Adoption
can present significant psychological problems to the adoptee
if
handled incorrectly. In An American Rhapsody,
the problems are explored in more depth than any previous
film. The location for much of the film is Hungary, where
Suzanne (later played as a teenager by Scarlett Johansson)
is born to affluent parents as Communist rule descends in
Budapest. Her parents, Margit and Peter (played by Nastassja
Kinsky and Tony Goldwyn), escape to Vienna in 1955 and from
there to Tarzana in the San Fernando Valley of Los Angeles.
However, a separate escape is organized for Suzanne, only
a baby, by her grandmother. (Babies were not allowed by the
organizer of the first escape for security reasons.) When
the woman who is to hustle Suzanne across the border reveals
that she will drug the baby so that sudden crying will not
alert authorities, the grandmother decides to abort the escape,
fearing that the baby will be ditched at the first sign of
trouble. Instead, the grandmother arranges for some friends
in the countryside to take care of Suzanne until she can later
join her parents, but the adoptive parents know little about
the circumstances.
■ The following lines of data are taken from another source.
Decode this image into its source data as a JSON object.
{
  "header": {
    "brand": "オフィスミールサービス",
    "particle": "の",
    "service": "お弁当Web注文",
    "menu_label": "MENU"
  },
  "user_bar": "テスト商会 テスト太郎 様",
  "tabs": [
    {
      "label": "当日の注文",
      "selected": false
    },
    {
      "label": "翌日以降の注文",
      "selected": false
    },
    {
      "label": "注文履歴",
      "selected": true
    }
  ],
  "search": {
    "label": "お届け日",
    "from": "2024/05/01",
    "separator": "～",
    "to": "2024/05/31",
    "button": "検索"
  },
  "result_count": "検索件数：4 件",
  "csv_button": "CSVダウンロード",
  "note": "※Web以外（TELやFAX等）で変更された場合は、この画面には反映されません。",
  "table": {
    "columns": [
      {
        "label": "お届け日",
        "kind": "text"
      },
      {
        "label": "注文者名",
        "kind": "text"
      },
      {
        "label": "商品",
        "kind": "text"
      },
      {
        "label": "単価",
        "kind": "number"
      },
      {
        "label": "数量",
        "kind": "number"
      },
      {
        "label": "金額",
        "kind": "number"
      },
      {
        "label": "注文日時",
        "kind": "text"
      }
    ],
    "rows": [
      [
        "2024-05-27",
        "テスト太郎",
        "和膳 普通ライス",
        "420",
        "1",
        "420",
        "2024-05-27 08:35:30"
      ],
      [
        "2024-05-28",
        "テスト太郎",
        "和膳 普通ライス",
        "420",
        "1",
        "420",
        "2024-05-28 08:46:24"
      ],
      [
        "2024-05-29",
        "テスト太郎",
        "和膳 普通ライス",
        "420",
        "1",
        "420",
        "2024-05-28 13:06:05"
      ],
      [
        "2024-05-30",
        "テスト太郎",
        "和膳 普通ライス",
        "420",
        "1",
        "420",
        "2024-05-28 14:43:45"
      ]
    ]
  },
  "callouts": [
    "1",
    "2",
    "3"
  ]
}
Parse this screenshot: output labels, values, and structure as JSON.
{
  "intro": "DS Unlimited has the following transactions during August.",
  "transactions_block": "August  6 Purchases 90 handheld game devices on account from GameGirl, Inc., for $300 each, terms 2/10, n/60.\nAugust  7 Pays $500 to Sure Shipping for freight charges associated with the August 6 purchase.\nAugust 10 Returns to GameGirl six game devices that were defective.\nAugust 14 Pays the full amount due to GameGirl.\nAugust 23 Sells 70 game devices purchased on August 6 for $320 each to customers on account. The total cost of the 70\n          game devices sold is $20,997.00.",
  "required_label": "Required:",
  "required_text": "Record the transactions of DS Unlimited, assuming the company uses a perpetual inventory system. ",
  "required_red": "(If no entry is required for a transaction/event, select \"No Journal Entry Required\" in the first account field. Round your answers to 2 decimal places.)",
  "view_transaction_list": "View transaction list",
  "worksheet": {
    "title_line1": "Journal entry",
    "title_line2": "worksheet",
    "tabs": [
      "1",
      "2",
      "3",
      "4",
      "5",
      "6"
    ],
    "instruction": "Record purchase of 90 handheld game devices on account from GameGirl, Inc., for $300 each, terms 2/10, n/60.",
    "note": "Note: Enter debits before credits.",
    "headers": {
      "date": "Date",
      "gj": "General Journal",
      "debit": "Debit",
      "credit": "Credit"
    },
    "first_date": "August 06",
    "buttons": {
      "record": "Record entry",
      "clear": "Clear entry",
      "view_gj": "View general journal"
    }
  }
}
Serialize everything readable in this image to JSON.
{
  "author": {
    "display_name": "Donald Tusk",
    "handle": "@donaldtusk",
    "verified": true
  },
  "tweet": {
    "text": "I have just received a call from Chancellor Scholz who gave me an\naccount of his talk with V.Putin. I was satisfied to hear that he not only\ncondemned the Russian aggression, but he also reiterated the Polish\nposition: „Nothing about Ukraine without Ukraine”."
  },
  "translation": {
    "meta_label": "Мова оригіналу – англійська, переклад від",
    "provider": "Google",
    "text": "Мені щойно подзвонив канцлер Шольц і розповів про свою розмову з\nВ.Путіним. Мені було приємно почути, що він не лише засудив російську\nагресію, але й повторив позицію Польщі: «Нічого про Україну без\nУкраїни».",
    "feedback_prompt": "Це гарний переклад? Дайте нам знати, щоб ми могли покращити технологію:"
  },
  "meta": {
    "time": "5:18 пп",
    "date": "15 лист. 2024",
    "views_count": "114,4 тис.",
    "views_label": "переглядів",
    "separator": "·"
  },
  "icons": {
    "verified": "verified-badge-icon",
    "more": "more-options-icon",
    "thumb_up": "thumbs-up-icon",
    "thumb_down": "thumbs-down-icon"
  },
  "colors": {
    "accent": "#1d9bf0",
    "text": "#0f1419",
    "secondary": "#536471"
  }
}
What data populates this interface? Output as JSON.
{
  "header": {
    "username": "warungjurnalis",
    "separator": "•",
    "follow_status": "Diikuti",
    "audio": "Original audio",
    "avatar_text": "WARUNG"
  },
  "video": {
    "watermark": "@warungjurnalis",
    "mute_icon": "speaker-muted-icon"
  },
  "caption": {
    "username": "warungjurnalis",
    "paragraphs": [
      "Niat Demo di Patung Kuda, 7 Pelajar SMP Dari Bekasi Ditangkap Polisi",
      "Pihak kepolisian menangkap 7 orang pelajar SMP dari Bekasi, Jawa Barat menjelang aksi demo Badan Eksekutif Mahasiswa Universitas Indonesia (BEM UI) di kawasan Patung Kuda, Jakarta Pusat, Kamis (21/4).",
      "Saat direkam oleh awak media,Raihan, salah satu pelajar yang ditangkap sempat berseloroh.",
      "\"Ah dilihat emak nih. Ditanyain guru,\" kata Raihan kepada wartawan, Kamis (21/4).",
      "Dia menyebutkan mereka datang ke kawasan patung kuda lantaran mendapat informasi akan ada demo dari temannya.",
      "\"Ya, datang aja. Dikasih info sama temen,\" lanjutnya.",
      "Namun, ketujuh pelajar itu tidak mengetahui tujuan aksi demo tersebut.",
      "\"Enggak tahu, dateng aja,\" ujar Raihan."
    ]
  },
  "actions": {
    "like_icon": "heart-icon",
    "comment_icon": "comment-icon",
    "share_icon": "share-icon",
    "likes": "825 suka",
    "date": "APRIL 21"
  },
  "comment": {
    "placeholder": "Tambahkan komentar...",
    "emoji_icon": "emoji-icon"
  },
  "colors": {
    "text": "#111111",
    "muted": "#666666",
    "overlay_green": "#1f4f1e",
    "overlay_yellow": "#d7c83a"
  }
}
Next, the grandmother is imprisoned while
her property is confiscated. However, the adoptive couple,
Maria and Jeno (played by Mae Whitman and Balázs Galkó)
do not tell Suzanne about her birthparents. Six years later,
after the grandmother gets out of prison, she arranges for
Suzanne (played at that age by Kelly Endresz Banlaki) to join
her birthparents. However, she decides not to tell the adoptive
couple about her plans, and the child is put on an airplane
bound for a strange country to stay with a couple and their
daughter. Inevitably, Suzanne does not at first believe that
the strangers are her birthparents, and she is homesick for
the couple in Hungary who acted as her parents for the earliest
years of her life, so she runs away to a park. When her birthfather
Peter finds her, they make a promise: She can return to Hungary
when she is older, but meanwhile she should try to love those
who say that they are her birthparents. However, Suzannes
birthmother Margit treats Suzanne as if she were in Hungary,
forbidding her to go out with boys at night. Ultimately, Suzanne
is locked in her room, and bars are placed on the windows
of her room. Suzanne then finds a shotgun in her closet and
tries to shoot her way out. Thereafter, she reminds Peter
of the earlier bargain, and she is put on a plane for Budapest
at the age of 15. After she arrives, she realizes that she
is too Americanized to resume a life with her adoptive parents.
Moreover, her grandmother explains the circumstances under
which her birthparents escaped and how her grandfather earlier
died trying to protect her birthmother from rape. Suzanne
then decides that her home is really in America, so she returns,
and her birthmother treats her with more wisdom. Based on
a true story experienced by the director, Éva Gardos,
An American Rhapsody is dedicated to her birthparents.